Affiliations: Department of Orthopaedic Surgery, Keio University 35
Shinanomachi, Shinjuku, Tokyo 160-8582, Japan | Department of Physiology, Keio University 35
Shinanomachi, Shinjuku, Tokyo 160-8582, Japan | Core Research for Evolutional Science and Technology
(CREST), Japan Science and Technology Corporation, Saitama 332-0012,
Japan
Note: [] Corresponding author: Masaya Nakamura, Department of Orthopaedic
Surgery, Keio University, 35 Shinanomachi, Shinjuku, Tokyo 160-8582, Japan.

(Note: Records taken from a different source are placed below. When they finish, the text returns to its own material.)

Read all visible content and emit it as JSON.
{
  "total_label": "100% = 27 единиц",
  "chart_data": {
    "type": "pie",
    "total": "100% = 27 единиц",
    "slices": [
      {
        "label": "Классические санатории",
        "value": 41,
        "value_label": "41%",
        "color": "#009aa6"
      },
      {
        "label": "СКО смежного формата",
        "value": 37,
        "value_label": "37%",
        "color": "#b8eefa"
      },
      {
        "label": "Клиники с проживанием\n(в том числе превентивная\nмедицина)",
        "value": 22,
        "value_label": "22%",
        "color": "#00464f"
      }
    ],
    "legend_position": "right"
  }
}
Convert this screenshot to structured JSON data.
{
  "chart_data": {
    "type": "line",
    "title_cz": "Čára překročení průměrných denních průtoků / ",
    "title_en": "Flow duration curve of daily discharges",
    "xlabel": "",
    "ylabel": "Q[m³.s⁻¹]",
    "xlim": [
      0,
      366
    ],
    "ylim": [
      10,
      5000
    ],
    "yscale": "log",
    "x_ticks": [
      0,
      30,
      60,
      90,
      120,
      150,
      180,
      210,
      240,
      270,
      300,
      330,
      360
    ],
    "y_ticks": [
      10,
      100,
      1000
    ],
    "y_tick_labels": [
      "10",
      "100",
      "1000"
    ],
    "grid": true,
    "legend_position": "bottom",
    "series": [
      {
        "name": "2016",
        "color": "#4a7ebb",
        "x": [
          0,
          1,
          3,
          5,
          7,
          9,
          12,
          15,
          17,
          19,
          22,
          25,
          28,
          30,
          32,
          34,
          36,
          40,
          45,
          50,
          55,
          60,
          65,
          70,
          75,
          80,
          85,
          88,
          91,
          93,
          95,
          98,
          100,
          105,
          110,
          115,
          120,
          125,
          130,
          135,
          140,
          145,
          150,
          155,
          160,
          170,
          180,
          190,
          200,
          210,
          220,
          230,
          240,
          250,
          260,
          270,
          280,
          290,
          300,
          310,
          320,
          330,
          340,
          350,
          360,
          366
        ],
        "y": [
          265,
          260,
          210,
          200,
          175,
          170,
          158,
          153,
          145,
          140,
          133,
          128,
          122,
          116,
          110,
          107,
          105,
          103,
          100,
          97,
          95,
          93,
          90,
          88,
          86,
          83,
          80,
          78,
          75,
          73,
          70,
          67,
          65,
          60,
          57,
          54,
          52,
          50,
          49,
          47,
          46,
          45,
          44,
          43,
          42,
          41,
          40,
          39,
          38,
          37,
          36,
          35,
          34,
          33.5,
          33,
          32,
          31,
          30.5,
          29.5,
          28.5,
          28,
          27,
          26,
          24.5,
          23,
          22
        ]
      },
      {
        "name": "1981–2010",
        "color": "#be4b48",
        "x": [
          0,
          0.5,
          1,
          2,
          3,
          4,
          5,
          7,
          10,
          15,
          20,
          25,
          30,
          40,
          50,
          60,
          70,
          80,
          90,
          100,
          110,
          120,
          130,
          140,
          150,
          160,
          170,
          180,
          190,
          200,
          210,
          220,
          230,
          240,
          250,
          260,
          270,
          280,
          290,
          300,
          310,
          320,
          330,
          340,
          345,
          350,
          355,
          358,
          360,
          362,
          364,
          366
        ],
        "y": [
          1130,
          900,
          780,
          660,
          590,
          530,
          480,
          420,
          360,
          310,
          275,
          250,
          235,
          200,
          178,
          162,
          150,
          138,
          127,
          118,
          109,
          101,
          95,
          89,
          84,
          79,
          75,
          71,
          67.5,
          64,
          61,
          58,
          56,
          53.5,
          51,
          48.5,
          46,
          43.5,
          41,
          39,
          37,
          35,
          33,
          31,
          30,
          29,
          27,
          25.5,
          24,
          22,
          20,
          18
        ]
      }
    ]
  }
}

Tel.: +81 3 5363 3747; Fax: +81 3 3357 5445; E-mail: masa@sc.itc.keio.ac.jp
Abstract: Purpose: Recent studies demonstrated that transplanting neural
stem/precursor cells (NSPCs) into an injured spinal cord of adult rat promotes
functional recovery. The functional recovery from spinal cord injury might be
enhanced by transplanting NSPCs with a scaffold that fills the cavity, entraps
the NSPCs in the cavity, and acts as an attachment for neurite extension. We
recently focused on collagen type-1 as a scaffold for NSPC transplantation into
the injured spinal cord. In the present study, we determined the optimal
conditions for culturing NSPCs in 3D collagen type-1 gel with respect to cell
survival and cell migration. We, then, evaluated the ability of NSPCs to
differentiate under the optimal condition. Methods: NSPCs were derived
from the striatum of rat embryos. To determine the optimal cell density and
collagen concentration for 3D collagen gel culture for NSPC, we performed
viability assay and migration assay. Then, we examined the proportion of
phenotypes differentiated from NSPC in that optimal condition. Results:
In viability assay, the viability rate increased as the NSPC density increased,
and peaked at 1 × 10^{7} to 5 × 10^{7} cell/ml. For collagen
concentration, the viability rate increased as the collagen concentration
decreased. In migration assay, cell migration was most extensive at collagen
concentrations between 0.3 and 0.75 mg/ml. Migration distances gradually
declined as collagen concentrations increased. In the optimal condition, NSPCs
differentiated into neurons (40.1%), astrocytes (53.1%), and
oligodendrocytes (5.3%) in 3D collagen gel culture. Conclusion: The
optimal conditions for NSPC culture in 3D collagen gel was a cell density
between 1 × 10^{7} and 5 × 10^{7} cells/ml and a collagen
concentration between 0.5 and 0.75 mg/ml. Under the condition, NSPCs could
differentiate into neurons, astrocytes, and oligodendrocytes.